Na Conferência de Tecnologia e Indústria de Energia de Fusão de 2026, em Hefei, cientistas chineses prometeram ser os primeiros no mundo a alcançar uma reação de fusão autossustentável em um reator do tipo tokamak. Este reator será o Burning Plasma Experimental Superconducting Tokamak (BEST), com a expectativa de que o primeiro plasma seja produzido em 2027. Até 2030, o BEST deverá demonstrar um rendimento energético nulo ou positivo, algo nunca antes alcançado na Terra.

Fonte da imagem: Xinhua/Zhou Mu

O projeto BEST promete ser um marco fundamental no programa nacional de fusão nuclear da China, visando a transição da pesquisa básica para o desenvolvimento da engenharia da energia de fusão. O tokamak BEST, alimentado por ímãs supercondutores, está sendo construído em Hefei (província de Anhui). Seu principal objetivo é demonstrar um plasma “em combustão” alimentado por combustível de deutério-trítio, no qual as próprias reações de fusão geram uma parcela significativa da energia, em vez de depender exclusivamente da rede elétrica. A instalação demonstrará um balanço energético zero ou até mesmo positivo, potencialmente com geração de energia elétrica, marcando um marco fundamental para o desenvolvimento comercial da energia de fusão.

Em 2025, a instalação do maior componente a vácuo do tokamak BEST — a base Dewar — foi concluída. Essa base fornece isolamento térmico e suporta os ímãs supercondutores, que requerem temperaturas de aproximadamente -269 °C. Essa estrutura pesa mais de 400 toneladas e servirá como base para os demais componentes do reator, que serão montados antes do lançamento previsto para o final de 2027.

O tokamak BEST é visto como uma etapa intermediária entre os dispositivos experimentais existentes, como o Tokamak Supercondutor Avançado Experimental (EAST), e os próximos grandes reatores. O tokamak EAST já demonstrou confinamento de longo prazo e plasma de alta temperatura e alta densidade, enquanto o BEST deverá atingir um novo patamar, próximo às condições de operação comercial. Essencialmente, o BEST servirá como uma ponte para o projeto de próxima geração — o CFETR, com conclusão prevista para 2035.
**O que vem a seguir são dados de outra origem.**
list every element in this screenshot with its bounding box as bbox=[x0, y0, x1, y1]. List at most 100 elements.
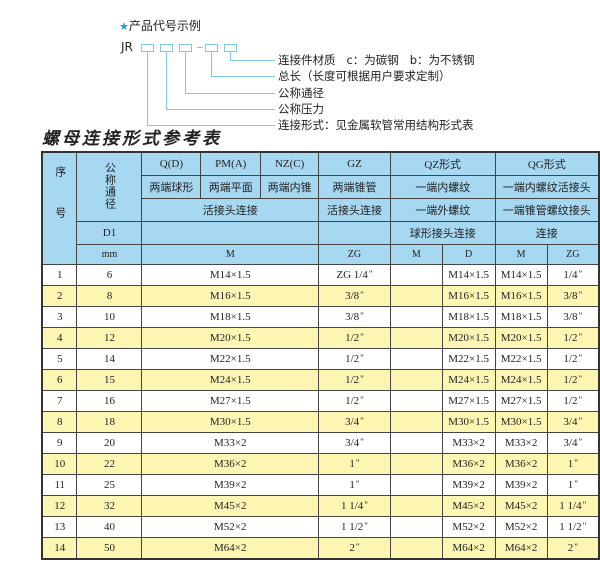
header-seq: 序号 bbox=[41, 151, 78, 265]
cell-no: 11 bbox=[41, 474, 78, 496]
table-row: 6 15 M24×1.5 1/2" M24×1.5 M24×1.5 1/2" bbox=[41, 369, 600, 391]
pipe-thread-size: 3/8 bbox=[345, 290, 360, 302]
cell-qz-d: M27×1.5 bbox=[441, 390, 496, 412]
inch-mark: " bbox=[355, 458, 360, 468]
cell-zg: ZG 1/4" bbox=[318, 264, 391, 286]
cell-d1: 6 bbox=[76, 264, 143, 286]
code-slot-box bbox=[141, 44, 154, 52]
cell-d1: 15 bbox=[76, 369, 143, 391]
cell-no: 12 bbox=[41, 495, 78, 517]
header-desc: 一端内螺纹活接头 bbox=[494, 175, 600, 199]
cell-qg-zg: 1/2" bbox=[546, 327, 600, 349]
pipe-thread-size: 1/2 bbox=[563, 374, 578, 386]
header-d1: D1 bbox=[76, 221, 143, 245]
cell-zg: 1/2" bbox=[318, 327, 391, 349]
cell-m: M52×2 bbox=[141, 516, 320, 538]
cell-qg-zg: 3/4" bbox=[546, 411, 600, 433]
table-row: 7 16 M27×1.5 1/2" M27×1.5 M27×1.5 1/2" bbox=[41, 390, 600, 412]
inch-mark: " bbox=[360, 374, 364, 384]
pipe-thread-size: 1/2 bbox=[345, 374, 360, 386]
inch-mark: " bbox=[578, 353, 583, 363]
cell-zg: 3/4" bbox=[318, 432, 391, 454]
inch-mark: " bbox=[582, 521, 587, 531]
header-desc: 连接 bbox=[494, 221, 600, 245]
pipe-thread-size: 1 bbox=[567, 458, 574, 470]
label-connection-form: 连接形式：见金属软管常用结构形式表 bbox=[278, 118, 474, 132]
cell-no: 8 bbox=[41, 411, 78, 433]
cell-no: 9 bbox=[41, 432, 78, 454]
cell-qz-d: M33×2 bbox=[441, 432, 496, 454]
pipe-thread-size: 3/4 bbox=[345, 416, 360, 428]
cell-qz-m bbox=[389, 348, 443, 370]
cell-qg-m: M18×1.5 bbox=[494, 306, 548, 328]
code-slot-box bbox=[179, 44, 192, 52]
inch-mark: " bbox=[360, 416, 364, 426]
cell-m: M14×1.5 bbox=[141, 264, 320, 286]
header-nz: NZ(C) bbox=[260, 151, 320, 176]
cell-qz-d: M45×2 bbox=[441, 495, 496, 517]
code-slot-box bbox=[205, 44, 218, 52]
cell-no: 13 bbox=[41, 516, 78, 538]
header-unit: M bbox=[494, 244, 548, 265]
cell-m: M30×1.5 bbox=[141, 411, 320, 433]
leader-line bbox=[166, 109, 275, 110]
cell-qg-m: M45×2 bbox=[494, 495, 548, 517]
pipe-thread-size: 1/2 bbox=[563, 332, 578, 344]
leader-line bbox=[211, 52, 212, 76]
pipe-thread-size: 2 bbox=[567, 542, 574, 554]
cell-m: M27×1.5 bbox=[141, 390, 320, 412]
cell-qz-d: M14×1.5 bbox=[441, 264, 496, 286]
pipe-thread-size: 1/2 bbox=[563, 395, 578, 407]
header-pm: PM(A) bbox=[200, 151, 262, 176]
label-length: 总长（长度可根据用户要求定制） bbox=[278, 69, 451, 83]
cell-d1: 50 bbox=[76, 537, 143, 560]
cell-d1: 18 bbox=[76, 411, 143, 433]
cell-qg-zg: 1/2" bbox=[546, 390, 600, 412]
pipe-thread-size: 3/8 bbox=[563, 290, 578, 302]
cell-qz-m bbox=[389, 411, 443, 433]
pipe-thread-size: 1/2 bbox=[345, 332, 360, 344]
header-unit: M bbox=[141, 244, 320, 265]
cell-qz-m bbox=[389, 306, 443, 328]
leader-line bbox=[166, 52, 167, 109]
inch-mark: " bbox=[360, 437, 364, 447]
cell-m: M24×1.5 bbox=[141, 369, 320, 391]
cell-zg: 3/4" bbox=[318, 411, 391, 433]
cell-zg: 1 1/2" bbox=[318, 516, 391, 538]
cell-zg: 1/2" bbox=[318, 390, 391, 412]
table-row: 12 32 M45×2 1 1/4" M45×2 M45×2 1 1/4" bbox=[41, 495, 600, 517]
pipe-thread-size: 1 bbox=[567, 479, 574, 491]
cell-qg-m: M36×2 bbox=[494, 453, 548, 475]
inch-mark: " bbox=[578, 437, 583, 447]
inch-mark: " bbox=[360, 290, 364, 300]
pipe-thread-size: 1 1/2 bbox=[559, 521, 582, 533]
inch-mark: " bbox=[578, 395, 583, 405]
header-desc: 一端锥管螺纹接头 bbox=[494, 198, 600, 222]
table-row: 4 12 M20×1.5 1/2" M20×1.5 M20×1.5 1/2" bbox=[41, 327, 600, 349]
cell-m: M16×1.5 bbox=[141, 285, 320, 307]
cell-qg-m: M52×2 bbox=[494, 516, 548, 538]
cell-d1: 25 bbox=[76, 474, 143, 496]
header-qg: QG形式 bbox=[494, 151, 600, 176]
cell-qg-m: M33×2 bbox=[494, 432, 548, 454]
inch-mark: " bbox=[578, 311, 583, 321]
cell-qz-d: M20×1.5 bbox=[441, 327, 496, 349]
cell-m: M33×2 bbox=[141, 432, 320, 454]
cell-no: 10 bbox=[41, 453, 78, 475]
header-unit: mm bbox=[76, 244, 143, 265]
cell-qz-m bbox=[389, 327, 443, 349]
cell-qz-d: M36×2 bbox=[441, 453, 496, 475]
table-row: 5 14 M22×1.5 1/2" M22×1.5 M22×1.5 1/2" bbox=[41, 348, 600, 370]
cell-no: 4 bbox=[41, 327, 78, 349]
cell-qg-m: M39×2 bbox=[494, 474, 548, 496]
cell-qz-d: M39×2 bbox=[441, 474, 496, 496]
cell-qg-zg: 2" bbox=[546, 537, 600, 560]
cell-qz-m bbox=[389, 453, 443, 475]
cell-zg: 1/2" bbox=[318, 348, 391, 370]
cell-d1: 14 bbox=[76, 348, 143, 370]
header-unit: ZG bbox=[546, 244, 600, 265]
cell-d1: 12 bbox=[76, 327, 143, 349]
cell-d1: 32 bbox=[76, 495, 143, 517]
leader-line bbox=[147, 125, 275, 126]
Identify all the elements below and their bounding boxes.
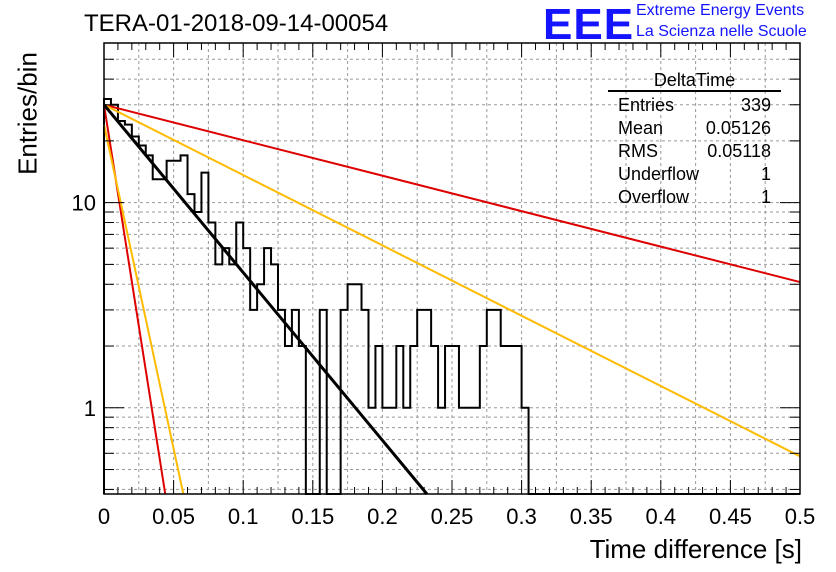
tick-labels: 0 0.05 0.1 0.15 0.2 0.25 0.3 0.35 0.4 0.45 0.5 1 10 xyxy=(72,191,816,529)
x-tick-label: 0.2 xyxy=(367,504,398,529)
yellow-line xyxy=(103,103,801,458)
fit-lines xyxy=(102,103,801,495)
stat-value: 1 xyxy=(760,164,771,184)
stat-label: RMS xyxy=(618,141,658,161)
x-tick-label: 0.1 xyxy=(228,504,259,529)
y-tick-label: 10 xyxy=(72,191,96,216)
logo-line-1: Extreme Energy Events xyxy=(636,2,805,19)
logo-line-2: La Scienza nelle Scuole xyxy=(636,23,807,40)
stat-value: 339 xyxy=(740,95,771,115)
chart-title: TERA-01-2018-09-14-00054 xyxy=(84,10,389,37)
stats-row-mean: Mean 0.05126 xyxy=(612,117,777,140)
stats-title: DeltaTime xyxy=(608,70,781,92)
stats-box: DeltaTime Entries 339 Mean 0.05126 RMS 0… xyxy=(608,70,781,209)
stat-label: Entries xyxy=(618,95,675,115)
x-tick-label: 0.05 xyxy=(152,504,195,529)
stat-label: Underflow xyxy=(618,164,700,184)
x-tick-label: 0.4 xyxy=(646,504,677,529)
black-line xyxy=(102,103,429,495)
stat-label: Mean xyxy=(618,118,664,138)
eee-logo: EEE xyxy=(543,0,635,49)
stat-value: 0.05126 xyxy=(705,118,771,138)
stat-label: Overflow xyxy=(618,187,690,207)
yellow-line xyxy=(103,124,185,495)
stats-row-underflow: Underflow 1 xyxy=(612,163,777,186)
stats-row-overflow: Overflow 1 xyxy=(612,186,777,209)
x-tick-label: 0 xyxy=(98,504,110,529)
y-axis-label: Entries/bin xyxy=(12,52,43,175)
x-tick-label: 0.5 xyxy=(785,504,816,529)
x-tick-label: 0.25 xyxy=(431,504,474,529)
stats-row-rms: RMS 0.05118 xyxy=(612,140,777,163)
red-line xyxy=(103,103,801,284)
stat-value: 0.05118 xyxy=(707,141,771,161)
x-tick-label: 0.45 xyxy=(709,504,752,529)
x-tick-label: 0.3 xyxy=(506,504,537,529)
x-tick-label: 0.15 xyxy=(291,504,334,529)
x-axis-label: Time difference [s] xyxy=(589,534,802,564)
axis-ticks xyxy=(103,43,801,494)
y-tick-label: 1 xyxy=(84,396,96,421)
stat-value: 1 xyxy=(760,187,771,207)
stats-row-entries: Entries 339 xyxy=(612,94,777,117)
x-tick-label: 0.35 xyxy=(570,504,613,529)
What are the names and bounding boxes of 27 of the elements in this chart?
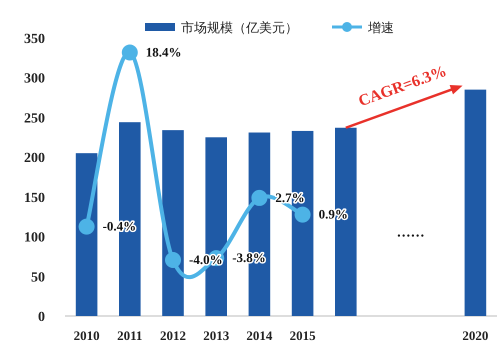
- point: [165, 252, 181, 268]
- bar: [464, 90, 486, 316]
- y-tick-label: 200: [24, 151, 45, 166]
- data-label: 18.4%: [146, 44, 182, 60]
- data-label: -0.4%: [102, 218, 136, 234]
- x-tick-label: 2010: [74, 328, 100, 343]
- x-tick-label: 2020: [462, 328, 488, 343]
- y-tick-label: 100: [24, 230, 45, 246]
- x-tick-label: 2014: [246, 328, 273, 343]
- point: [251, 190, 268, 206]
- point: [122, 44, 138, 61]
- x-tick-label: 2012: [160, 328, 186, 343]
- y-tick-label: 50: [31, 270, 45, 286]
- point: [78, 218, 95, 235]
- y-tick-label: 300: [24, 72, 45, 87]
- point: [294, 206, 311, 223]
- x-tick-label: 2011: [117, 328, 142, 343]
- legend-label: 增速: [367, 20, 394, 35]
- y-tick-label: 350: [24, 32, 45, 47]
- legend-label: 市场规模（亿美元）: [181, 20, 298, 35]
- x-tick-label: 2015: [290, 328, 316, 343]
- annotation: ……: [396, 226, 425, 241]
- data-label: -4.0%: [189, 252, 223, 267]
- y-tick-label: 150: [24, 190, 45, 206]
- y-tick-label: 0: [38, 310, 45, 325]
- y-tick-label: 250: [24, 111, 45, 126]
- x-tick-label: 2013: [203, 328, 230, 343]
China Fusion EngineeringO TestReactor (CFETR) aproximará ainda mais o projeto de reatores de fusão comerciais. O projeto CFETR concentra-se em demonstrar a produção sustentável de energia e, posteriormente, desenvolver materiais e tecnologias capazes de fornecer uma produção significativa de energia a partir de uma usina de fusão para a rede elétrica nacional. De acordo com algumas estimativas preliminares, a potência elétrica nominal do CFETR será de 1 MW, com uma potência de pico de até 2 MW.

Ao mesmo tempo, é irrealista esperar que os tokamaks BEST e até mesmo o CFETR operem como usinas de energia. Mesmo o CFETR, mais avançado, precisará ser desligado a cada 20 minutos para remover os produtos da interação do plasma com as paredes do reator; caso contrário, o confinamento estável do plasma será impossível. O caminho para reatores de fusão comerciais ainda é longo. Portanto, é curioso ler sobre a iminente conquista de resultados comercialmente significativos nesta área, algo que os proprietários de hiperescala vêm dizendo incansavelmente aos investidores nos últimos anos – mas essa é uma outra história.